Air Force gets Commander-In-Chief Trophy

Air Force waited eight long years for an opportunity to receive the Commander-In-Chief Trophy from the president. That wait ended Monday afternoon, when the service academy football players and coach Troy Calhoun were in Washington to receive the coveted hardware.

The Falcons beat Army and Navy in 2010 to wrest the trophy from the Midshipmen, who had won it for seven straight seasons. President Barack Obama hailed the team for its 9-4 season in his brief remarks, saying, in part:

"I want to congratulate the cadets. Until this year, no one on this team knew what it felt like to beat Army, to beat Navy, to visit the White House and to earn football bragging rights over the other branches. Now you know the feeling. They also know what it feels like not just to be a good service academy team, but to be a very good team period. They put up 350 rushing yards against Oklahoma, finished 9-4 after what Coach Calhoun called the toughest schedule the service academy ever played, to cap it all with a bowl win against Georgia Tech. That's impressive.

"Of course, I hear the victory that was sweetest of all was finally beating that Navy team. As soon as the final whistle blew, the loudspeaker started blasting Etta James' "At Last." The entire cadet wing rushed the field and sang the alma mater with the team. This is a group that has a lot to be proud of.
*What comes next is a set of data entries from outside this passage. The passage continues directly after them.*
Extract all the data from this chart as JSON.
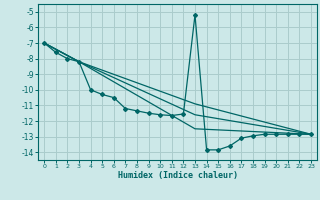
{
  "title": "",
  "xlabel": "Humidex (Indice chaleur)",
  "bg_color": "#cce8e8",
  "grid_color": "#aacccc",
  "line_color": "#006666",
  "xlim": [
    -0.5,
    23.5
  ],
  "ylim": [
    -14.5,
    -4.5
  ],
  "yticks": [
    -5,
    -6,
    -7,
    -8,
    -9,
    -10,
    -11,
    -12,
    -13,
    -14
  ],
  "xticks": [
    0,
    1,
    2,
    3,
    4,
    5,
    6,
    7,
    8,
    9,
    10,
    11,
    12,
    13,
    14,
    15,
    16,
    17,
    18,
    19,
    20,
    21,
    22,
    23
  ],
  "series_main": {
    "x": [
      0,
      1,
      2,
      3,
      4,
      5,
      6,
      7,
      8,
      9,
      10,
      11,
      12,
      13,
      14,
      15,
      16,
      17,
      18,
      19,
      20,
      21,
      22,
      23
    ],
    "y": [
      -7.0,
      -7.6,
      -8.0,
      -8.2,
      -10.0,
      -10.3,
      -10.5,
      -11.2,
      -11.35,
      -11.5,
      -11.6,
      -11.65,
      -11.55,
      -5.2,
      -13.85,
      -13.85,
      -13.6,
      -13.1,
      -12.95,
      -12.85,
      -12.85,
      -12.85,
      -12.85,
      -12.85
    ]
  },
  "trend_lines": [
    {
      "x": [
        0,
        3,
        13,
        23
      ],
      "y": [
        -7.0,
        -8.2,
        -10.9,
        -12.85
      ]
    },
    {
      "x": [
        0,
        3,
        13,
        23
      ],
      "y": [
        -7.0,
        -8.2,
        -11.6,
        -12.85
      ]
    },
    {
      "x": [
        0,
        3,
        13,
        23
      ],
      "y": [
        -7.0,
        -8.2,
        -12.5,
        -12.85
      ]
    }
  ]
}
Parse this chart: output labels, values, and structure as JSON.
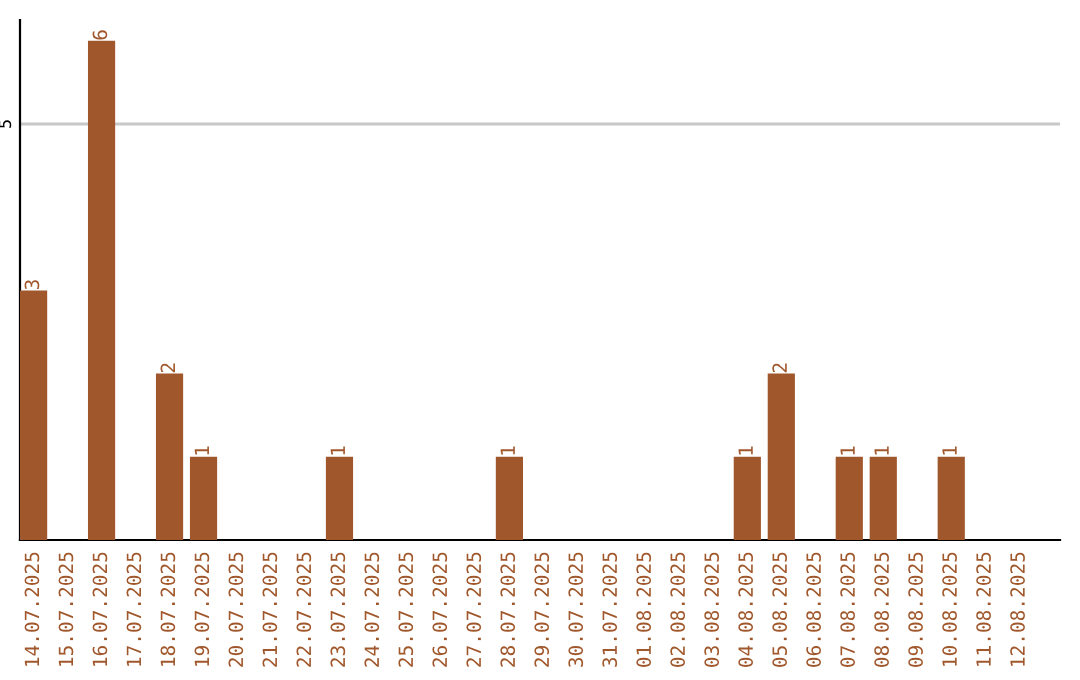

Obviously, the most impressive thing about these young men is that being a football player isn't what defines them. They're airmen first and more important than any bowl game and trophy is the commitment they've made to serve this country."

He then recounted the way several players spent this past summer, from working at various bases to trying to organize 7-on-7 drills with teammates left on campus. The team gave the president an Air Force football and No. 23 jersey with his name on it. There is no No. 1 at the Air Force Academy, so they decided on 23 because it is a number the president has worn previously.